The Region 1 reign over Class AAAAAA continues for another year.
Lee County became the third team from the region in four years to win the championship in the second-largest classification when it beat Coffee, another Region 1 team, in the state final Friday night in Leesburg.
Jase Orndorff’s 11-yard touchdown pass to Drequan Garmon in overtime and Tay Mayo’s interception on Coffee’s ensuing possession gave the Trojans their first state title in school history. Lee County trailed 21-7 late in the first half and did not take the lead until the overtime touchdown. Coffee had a chance to win in regulation but missed a 29-yard field goal as time expired.
It was the second consecutive dramatic victory for Lee County, which was ranked in the top five all season. The Trojans won their semifinal game against Glynn Academy 42-38 when Dashawn King returned a fumble 78 for the go-ahead touchdown with less than three minutes remaining and recovered another fumble at their 5-yard line in the final minute.
Lee County joins 2014 Northside-Warner Robins and 2016 Valdosta as recent champions from Region 1. Those three teams have combined for 28 state titles all-time, the most by the current membership of any of the state’s 56 regions.
Here are some of the other top stories from Class AAAAAA this year.
*What might’ve been: Harrison was ranked No. 4 in the state and on its way to an important Region 6 victory over Dalton when quarterback Justin Fields, the nation’s top-rated senior recruit who is expected to sign with Georgia this week, suffered a broken finger that would end his season. The Hoyas went on to clinch the region title the following week, but they lost two of their final four games, including 31-7 at Glynn Academy in the quarterfinals. Still, Harrison’s trip to the quarterfinals was the school’s best run since 2002. Harrison is 19-6 over the past two seasons after going seven consecutive years with five victories or less.
*Breakthrough season: It was a big year for Douglas County in its second season under coach Johnny White. The Tigers made the playoffs for just the second time in 10 years and recorded their first 10-win season and first playoff victory since 2005. Douglas County finished in second place in Region 5 and beat Dalton in the playoffs before losing to Alpharetta in the second round. The Tigers missed the playoffs by just one game in 2016 but made the leap this year. White is 16-6 in two seasons in Douglasville.
*Just a little short: The best Class AAAAAA team that failed to reach the playoffs this year was Northgate. The Vikings were in position to clinch a berth in the last week of the season, but a loss to Mays combined with an Alexander loss left Northgate in a three-way tie for third place in Region 5. The region tiebreaker favored Hughes and Alexander for the final two playoff berths. Northgate was ranked as high as No. 6 early in the season. Other 6-4 teams that didn’t make the playoffs were Bradwell Institute (Region 2), Greenbrier (Region 3) and Creekview (Region 6).

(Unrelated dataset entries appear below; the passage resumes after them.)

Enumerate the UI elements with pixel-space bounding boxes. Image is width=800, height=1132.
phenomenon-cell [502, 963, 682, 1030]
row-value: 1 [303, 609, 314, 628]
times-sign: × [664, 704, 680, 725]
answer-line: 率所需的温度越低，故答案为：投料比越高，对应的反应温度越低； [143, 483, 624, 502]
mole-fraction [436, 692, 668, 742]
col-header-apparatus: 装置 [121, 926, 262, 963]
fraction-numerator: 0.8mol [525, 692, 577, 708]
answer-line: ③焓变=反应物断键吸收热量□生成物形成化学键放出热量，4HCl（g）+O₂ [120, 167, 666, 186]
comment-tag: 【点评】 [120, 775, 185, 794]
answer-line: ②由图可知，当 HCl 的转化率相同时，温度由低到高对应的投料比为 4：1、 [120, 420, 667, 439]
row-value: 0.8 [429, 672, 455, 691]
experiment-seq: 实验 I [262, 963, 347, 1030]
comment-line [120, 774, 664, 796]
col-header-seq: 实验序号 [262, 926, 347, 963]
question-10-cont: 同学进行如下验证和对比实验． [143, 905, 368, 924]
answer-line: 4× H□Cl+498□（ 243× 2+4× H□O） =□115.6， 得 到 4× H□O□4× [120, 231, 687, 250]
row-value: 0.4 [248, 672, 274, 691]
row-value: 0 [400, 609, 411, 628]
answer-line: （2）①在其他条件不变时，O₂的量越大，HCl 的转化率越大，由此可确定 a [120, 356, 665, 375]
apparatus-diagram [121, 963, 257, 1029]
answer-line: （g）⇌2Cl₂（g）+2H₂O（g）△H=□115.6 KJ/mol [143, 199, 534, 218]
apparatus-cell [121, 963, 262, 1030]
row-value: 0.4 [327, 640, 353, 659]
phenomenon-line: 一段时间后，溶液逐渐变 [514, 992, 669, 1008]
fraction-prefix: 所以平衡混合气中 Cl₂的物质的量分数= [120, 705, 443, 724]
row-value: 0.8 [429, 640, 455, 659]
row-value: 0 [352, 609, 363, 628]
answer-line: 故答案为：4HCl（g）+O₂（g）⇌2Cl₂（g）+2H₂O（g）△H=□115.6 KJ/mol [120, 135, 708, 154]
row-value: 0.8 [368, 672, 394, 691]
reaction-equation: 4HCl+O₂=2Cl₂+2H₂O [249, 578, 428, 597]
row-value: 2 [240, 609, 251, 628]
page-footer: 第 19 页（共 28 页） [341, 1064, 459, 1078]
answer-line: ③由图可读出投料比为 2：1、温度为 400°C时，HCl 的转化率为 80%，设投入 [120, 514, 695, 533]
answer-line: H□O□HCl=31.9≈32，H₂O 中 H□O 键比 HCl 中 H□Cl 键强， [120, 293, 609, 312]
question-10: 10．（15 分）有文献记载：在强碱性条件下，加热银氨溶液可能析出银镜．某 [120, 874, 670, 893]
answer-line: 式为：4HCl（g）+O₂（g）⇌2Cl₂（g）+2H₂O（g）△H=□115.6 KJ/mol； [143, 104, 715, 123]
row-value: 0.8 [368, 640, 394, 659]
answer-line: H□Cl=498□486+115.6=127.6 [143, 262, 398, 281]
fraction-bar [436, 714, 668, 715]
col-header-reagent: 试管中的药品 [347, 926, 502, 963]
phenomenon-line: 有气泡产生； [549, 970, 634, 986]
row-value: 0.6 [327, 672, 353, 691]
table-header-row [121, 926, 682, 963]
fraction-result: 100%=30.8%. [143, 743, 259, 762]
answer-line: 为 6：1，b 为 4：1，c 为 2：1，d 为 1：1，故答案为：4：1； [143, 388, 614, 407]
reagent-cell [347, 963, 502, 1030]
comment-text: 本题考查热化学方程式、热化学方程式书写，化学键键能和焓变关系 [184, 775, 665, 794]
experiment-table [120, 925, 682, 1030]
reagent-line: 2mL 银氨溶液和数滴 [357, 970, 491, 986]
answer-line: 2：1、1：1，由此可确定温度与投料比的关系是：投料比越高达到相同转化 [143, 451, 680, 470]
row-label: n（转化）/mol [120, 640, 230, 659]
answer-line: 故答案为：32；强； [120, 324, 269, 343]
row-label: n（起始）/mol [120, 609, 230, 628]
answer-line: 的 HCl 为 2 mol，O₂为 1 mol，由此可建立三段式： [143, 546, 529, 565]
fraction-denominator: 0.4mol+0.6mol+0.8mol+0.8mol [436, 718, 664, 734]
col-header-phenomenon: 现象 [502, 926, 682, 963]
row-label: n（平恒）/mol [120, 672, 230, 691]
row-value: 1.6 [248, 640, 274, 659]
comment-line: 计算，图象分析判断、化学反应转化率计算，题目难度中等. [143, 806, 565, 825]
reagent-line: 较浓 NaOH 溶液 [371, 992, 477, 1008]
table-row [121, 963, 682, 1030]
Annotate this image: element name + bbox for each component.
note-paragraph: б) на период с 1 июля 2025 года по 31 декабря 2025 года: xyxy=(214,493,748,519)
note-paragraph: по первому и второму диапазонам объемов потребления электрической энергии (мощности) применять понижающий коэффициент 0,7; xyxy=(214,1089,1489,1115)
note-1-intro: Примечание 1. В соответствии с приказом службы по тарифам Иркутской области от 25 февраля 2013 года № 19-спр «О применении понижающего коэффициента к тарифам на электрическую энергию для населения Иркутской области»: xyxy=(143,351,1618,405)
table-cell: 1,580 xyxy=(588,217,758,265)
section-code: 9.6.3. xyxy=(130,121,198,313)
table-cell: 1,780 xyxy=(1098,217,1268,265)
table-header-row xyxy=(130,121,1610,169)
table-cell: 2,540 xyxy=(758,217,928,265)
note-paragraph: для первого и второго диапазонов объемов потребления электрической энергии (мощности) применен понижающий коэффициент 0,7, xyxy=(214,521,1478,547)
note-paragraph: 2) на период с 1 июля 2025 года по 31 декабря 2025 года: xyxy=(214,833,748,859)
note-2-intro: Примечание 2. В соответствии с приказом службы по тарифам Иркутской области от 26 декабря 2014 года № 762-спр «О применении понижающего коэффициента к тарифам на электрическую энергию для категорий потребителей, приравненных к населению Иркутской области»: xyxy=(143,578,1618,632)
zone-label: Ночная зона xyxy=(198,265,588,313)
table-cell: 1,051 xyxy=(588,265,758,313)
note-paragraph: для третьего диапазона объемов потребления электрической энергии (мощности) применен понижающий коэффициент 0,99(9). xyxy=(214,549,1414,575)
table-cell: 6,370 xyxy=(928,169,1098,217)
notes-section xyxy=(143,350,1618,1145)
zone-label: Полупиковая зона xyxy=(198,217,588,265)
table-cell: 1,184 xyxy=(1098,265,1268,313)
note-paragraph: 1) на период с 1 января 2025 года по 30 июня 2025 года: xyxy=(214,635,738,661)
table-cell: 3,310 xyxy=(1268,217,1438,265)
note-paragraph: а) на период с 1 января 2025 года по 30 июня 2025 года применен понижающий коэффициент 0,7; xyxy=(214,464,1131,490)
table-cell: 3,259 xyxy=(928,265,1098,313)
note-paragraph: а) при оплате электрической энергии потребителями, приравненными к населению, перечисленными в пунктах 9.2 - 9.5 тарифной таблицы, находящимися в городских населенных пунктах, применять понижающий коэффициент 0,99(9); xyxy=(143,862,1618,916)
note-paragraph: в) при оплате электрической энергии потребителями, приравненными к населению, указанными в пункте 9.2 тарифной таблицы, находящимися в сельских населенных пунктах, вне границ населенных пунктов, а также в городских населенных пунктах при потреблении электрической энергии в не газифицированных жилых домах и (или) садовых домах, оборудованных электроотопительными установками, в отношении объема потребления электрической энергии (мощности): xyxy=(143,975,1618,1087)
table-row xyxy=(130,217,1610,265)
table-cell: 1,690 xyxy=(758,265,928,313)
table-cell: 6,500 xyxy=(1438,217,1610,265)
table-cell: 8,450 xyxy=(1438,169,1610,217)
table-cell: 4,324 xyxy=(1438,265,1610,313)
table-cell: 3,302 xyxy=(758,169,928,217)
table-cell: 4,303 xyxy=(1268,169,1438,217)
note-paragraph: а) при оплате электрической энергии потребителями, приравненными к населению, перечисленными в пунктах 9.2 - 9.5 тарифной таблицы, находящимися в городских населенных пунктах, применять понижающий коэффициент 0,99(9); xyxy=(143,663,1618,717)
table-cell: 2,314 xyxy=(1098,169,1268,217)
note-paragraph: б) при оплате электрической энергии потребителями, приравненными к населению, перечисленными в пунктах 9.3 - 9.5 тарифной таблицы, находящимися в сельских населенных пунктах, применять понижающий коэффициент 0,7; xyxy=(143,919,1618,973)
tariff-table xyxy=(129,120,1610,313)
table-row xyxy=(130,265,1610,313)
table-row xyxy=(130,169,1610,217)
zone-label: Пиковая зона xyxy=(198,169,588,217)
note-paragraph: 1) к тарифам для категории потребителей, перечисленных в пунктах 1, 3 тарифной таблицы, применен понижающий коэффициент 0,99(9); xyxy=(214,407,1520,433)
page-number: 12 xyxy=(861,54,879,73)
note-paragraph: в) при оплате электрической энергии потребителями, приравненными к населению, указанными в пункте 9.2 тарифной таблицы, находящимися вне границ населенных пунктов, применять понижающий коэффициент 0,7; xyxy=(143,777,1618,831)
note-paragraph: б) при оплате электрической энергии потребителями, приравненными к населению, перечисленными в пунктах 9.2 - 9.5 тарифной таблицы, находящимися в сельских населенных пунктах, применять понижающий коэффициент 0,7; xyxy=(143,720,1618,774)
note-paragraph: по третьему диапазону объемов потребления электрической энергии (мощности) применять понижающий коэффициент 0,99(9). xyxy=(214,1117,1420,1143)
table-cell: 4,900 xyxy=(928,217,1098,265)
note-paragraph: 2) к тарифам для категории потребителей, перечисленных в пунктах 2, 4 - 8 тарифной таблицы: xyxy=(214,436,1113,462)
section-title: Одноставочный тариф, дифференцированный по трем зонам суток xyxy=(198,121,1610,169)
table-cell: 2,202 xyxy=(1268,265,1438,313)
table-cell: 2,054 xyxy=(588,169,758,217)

*Taking a step back: Creekside finished 5-5 last season and missed the playoffs for just the third time in 12 years. This year, the Seminoles bottomed out with the first 0-10 season in school history. Creekside went 15-0 four years ago and won the state title. Valdosta, which was 14-1 and won the state championship in 2016, lost in the first round this year and finished 4-7. Houston County went 2-8 after going 6-4 with Jake Fromm in 2016. Defending Region 7 champion Johns Creek went 3-7 a year after finishing 8-3.
*Changes are coming: Region 8 champion Dacula will have a new coach next season after Tommy Jones resigned to start the program at the new Cherokee Bluff in Hall County. Jones was 37-22 with three region titles in five seasons with the Falcons and has an overall record of 64-65 that included seven seasons at Lumpkin County. Two other AAAAAA schools currently have openings. Apalachee coach Steve Sims stepped down after three seasons, and South Paulding’s Ed Koester resigned after five years at the school and 40 years in the coaching business.